Dr. Holohan's return on Monday will mean Dr. Ronan Glynn was CMO for 93 days and chaired NPHET for 94 days, given his 1st meeting was the evening of July 2nd.

In that time he has done a thoroughly phenomenal job, under utmost pressure, in guiding us into the winter.
For 13 consecutive weeks under Ronan's guidance, Ireland were below the EU/EEA average for both new cases and deaths.

It means as infection was rising throughout the continent, not once did Ireland have such a bad week to accelerate beyond the European average.
14-day cases per 100,000:

Week 28 (ending July 15):

EU/EEA average: 11.6
Ireland: 4.0

Week 30:

EU/EEA average: 18.8
Ireland: 5.3

Week 32:

EU/EEA average: 30.0
Ireland: 17.9

Week 36:

EU/EEA average: 66.0
Ireland: 36.1

Week 38:

EU/EEA average: 94.0
Ireland: 68.7
Now, that's no small feat to guide a country through a 3-month period outperforming the average expectation in Europe.

There's a relatively small number of countries that have that unbroken streak below the average, without a blip or surge above it, and Ireland are one of them.
On evening of July 2nd when Dr.

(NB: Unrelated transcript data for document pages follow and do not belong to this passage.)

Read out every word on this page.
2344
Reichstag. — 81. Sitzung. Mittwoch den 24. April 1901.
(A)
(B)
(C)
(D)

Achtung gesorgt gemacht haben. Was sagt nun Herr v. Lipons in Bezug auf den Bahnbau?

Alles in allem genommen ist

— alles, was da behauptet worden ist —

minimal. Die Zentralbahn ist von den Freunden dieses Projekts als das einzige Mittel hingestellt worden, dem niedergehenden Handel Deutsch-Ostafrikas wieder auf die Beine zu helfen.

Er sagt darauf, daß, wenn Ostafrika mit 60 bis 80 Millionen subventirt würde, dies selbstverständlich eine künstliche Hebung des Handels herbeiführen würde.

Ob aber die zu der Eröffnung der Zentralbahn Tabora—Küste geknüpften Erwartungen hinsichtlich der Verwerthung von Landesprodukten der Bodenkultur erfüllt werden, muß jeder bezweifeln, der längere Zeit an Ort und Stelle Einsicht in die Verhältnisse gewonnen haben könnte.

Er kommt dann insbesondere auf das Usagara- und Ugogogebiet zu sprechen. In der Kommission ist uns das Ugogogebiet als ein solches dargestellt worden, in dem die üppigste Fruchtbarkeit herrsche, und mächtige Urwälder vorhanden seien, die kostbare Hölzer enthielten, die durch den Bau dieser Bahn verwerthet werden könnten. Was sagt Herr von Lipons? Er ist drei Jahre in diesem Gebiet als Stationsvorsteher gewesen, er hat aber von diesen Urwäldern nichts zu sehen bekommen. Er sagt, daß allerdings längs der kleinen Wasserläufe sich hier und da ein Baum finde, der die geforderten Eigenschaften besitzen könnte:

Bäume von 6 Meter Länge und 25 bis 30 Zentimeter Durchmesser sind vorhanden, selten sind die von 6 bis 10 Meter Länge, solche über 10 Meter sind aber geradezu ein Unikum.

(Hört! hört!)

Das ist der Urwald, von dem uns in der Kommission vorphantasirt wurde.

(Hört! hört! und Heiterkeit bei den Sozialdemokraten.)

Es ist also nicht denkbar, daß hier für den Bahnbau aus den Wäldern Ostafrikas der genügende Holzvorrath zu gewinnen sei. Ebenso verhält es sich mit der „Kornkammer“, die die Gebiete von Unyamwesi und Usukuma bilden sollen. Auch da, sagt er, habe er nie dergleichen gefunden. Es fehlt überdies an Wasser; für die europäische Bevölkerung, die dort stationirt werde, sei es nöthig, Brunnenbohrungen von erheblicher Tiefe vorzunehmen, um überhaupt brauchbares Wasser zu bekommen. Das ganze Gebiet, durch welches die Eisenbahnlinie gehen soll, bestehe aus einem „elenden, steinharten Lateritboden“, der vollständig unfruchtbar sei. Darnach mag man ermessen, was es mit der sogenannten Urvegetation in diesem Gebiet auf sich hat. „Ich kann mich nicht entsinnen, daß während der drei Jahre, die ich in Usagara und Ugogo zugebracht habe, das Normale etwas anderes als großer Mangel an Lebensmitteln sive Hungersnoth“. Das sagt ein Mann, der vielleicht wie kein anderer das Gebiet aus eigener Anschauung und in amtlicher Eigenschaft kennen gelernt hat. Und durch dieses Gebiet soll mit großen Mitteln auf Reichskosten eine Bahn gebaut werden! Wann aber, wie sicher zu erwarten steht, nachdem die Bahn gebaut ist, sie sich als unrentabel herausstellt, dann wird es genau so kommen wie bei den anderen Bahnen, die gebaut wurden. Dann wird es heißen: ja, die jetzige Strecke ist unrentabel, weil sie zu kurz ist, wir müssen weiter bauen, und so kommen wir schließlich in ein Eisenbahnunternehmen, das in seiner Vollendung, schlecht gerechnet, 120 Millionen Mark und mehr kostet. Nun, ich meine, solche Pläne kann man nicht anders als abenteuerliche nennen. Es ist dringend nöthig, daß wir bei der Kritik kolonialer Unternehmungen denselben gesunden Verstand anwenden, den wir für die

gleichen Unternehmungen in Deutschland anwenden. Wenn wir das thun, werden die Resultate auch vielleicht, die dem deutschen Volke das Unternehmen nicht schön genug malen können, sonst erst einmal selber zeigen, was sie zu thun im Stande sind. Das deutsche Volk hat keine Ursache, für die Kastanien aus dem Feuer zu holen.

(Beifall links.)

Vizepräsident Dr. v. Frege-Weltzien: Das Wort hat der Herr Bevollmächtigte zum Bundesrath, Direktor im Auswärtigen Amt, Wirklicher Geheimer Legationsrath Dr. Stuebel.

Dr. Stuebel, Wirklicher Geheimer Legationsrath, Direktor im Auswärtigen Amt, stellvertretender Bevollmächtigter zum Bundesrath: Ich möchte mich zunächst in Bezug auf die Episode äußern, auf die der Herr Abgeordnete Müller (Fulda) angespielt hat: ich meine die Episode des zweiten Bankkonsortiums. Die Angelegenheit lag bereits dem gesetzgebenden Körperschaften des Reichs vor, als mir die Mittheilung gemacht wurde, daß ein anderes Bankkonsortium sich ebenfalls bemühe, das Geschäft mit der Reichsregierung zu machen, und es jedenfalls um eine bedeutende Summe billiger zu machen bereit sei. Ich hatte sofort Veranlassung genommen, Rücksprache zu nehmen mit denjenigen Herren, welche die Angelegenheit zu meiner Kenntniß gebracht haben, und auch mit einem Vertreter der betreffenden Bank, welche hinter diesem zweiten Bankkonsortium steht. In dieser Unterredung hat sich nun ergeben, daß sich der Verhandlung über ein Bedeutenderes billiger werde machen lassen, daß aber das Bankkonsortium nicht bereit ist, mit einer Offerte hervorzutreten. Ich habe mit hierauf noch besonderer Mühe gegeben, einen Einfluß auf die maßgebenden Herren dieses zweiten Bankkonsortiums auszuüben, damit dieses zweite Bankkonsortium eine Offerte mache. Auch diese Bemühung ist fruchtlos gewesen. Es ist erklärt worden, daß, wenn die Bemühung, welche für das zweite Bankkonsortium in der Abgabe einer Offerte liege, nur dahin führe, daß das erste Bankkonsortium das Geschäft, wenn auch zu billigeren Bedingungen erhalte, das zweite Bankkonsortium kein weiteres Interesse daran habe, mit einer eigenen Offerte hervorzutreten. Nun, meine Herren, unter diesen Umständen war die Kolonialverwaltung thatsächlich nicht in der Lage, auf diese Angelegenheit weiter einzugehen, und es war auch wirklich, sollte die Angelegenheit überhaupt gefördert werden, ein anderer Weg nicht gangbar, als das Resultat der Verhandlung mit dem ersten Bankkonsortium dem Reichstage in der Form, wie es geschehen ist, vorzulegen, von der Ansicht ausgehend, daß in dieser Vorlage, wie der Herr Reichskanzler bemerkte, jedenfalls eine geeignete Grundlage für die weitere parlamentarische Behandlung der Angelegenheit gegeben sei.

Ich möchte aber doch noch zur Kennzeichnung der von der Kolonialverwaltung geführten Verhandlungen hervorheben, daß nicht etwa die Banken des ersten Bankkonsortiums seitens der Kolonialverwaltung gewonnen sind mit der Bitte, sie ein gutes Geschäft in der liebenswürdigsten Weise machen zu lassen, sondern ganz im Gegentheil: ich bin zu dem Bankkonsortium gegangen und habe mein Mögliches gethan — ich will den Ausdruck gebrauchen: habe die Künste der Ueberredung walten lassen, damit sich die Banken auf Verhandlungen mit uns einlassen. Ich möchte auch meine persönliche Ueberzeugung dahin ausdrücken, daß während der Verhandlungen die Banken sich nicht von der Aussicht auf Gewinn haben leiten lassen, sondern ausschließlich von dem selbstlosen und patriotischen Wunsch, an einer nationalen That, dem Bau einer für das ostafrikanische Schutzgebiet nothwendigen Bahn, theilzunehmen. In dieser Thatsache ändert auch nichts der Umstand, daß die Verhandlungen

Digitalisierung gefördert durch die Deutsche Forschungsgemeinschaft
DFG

Glynn chaired his first NPHET meeting, there was 1,738 deaths.

Today there are 1,806 deaths, meaning in 90 days there were 68 deaths.

Under his guidance, fewer than 1 person died every day in the entire country, during a raging global pandemic.
When he chaired that first meeting, there was 521,808 dead globally.

There is now 1,021,456 dead according to Worldometer's count.

Half a million people lost their life in the world in those 2 months and Ireland contributed 68 to that total.

That's a steady hand.
And the job of a Chief Medical Officer is not to give popular advice.

It's to give the right advice as they see fit and not to give a damn how it's received.

It's a thankless task because regardless if your advice improves or worsens things, some people will be angry at you.
He didn't bottle the big call when it came to Kildare, Laois and Offaly.

It was always going to be deeply unpopular but, more than that, it was creating a precedent.

He had the courage to give the advice and today Kildare, Laois and Offaly are all below the national average.
The E in NPHET stands for Emergency, something routinely forgotten.

Any of us taking on added responsibility during a crisis or emergency would find it challenging.

To stand up to that extra pressure in near-unprecedented times, speaks volumes to his character.
His clarity of communication, his empathy towards younger people, his refusal to indulge in blame games or stigmatization of people, his willingness to advocate for difficult measures...

Those are textbook qualities you want in crisis leadership.
Those excellent numbers under his tenure were not possible without buy-in of Irish society.

I am giving him praise for guidance but I will always reserve the most praise for Irish people.

It's your hand washing, social distancing, mask-wearing that saw that period of stability.
Still, we now head into a challenging winter, in Ireland and Europe.

We are a small handful of unlucky super-spreading events away from a skyrocketing of infection and death.

We can thank Ronan for his guidance by doing our best individually to try prevent it from happening.
We may not have the best of anything in this country, but we do have some of the best people from our hospitals to labs.

He has shown himself to be among the best.

I hope his family is proud of his efforts, they should be.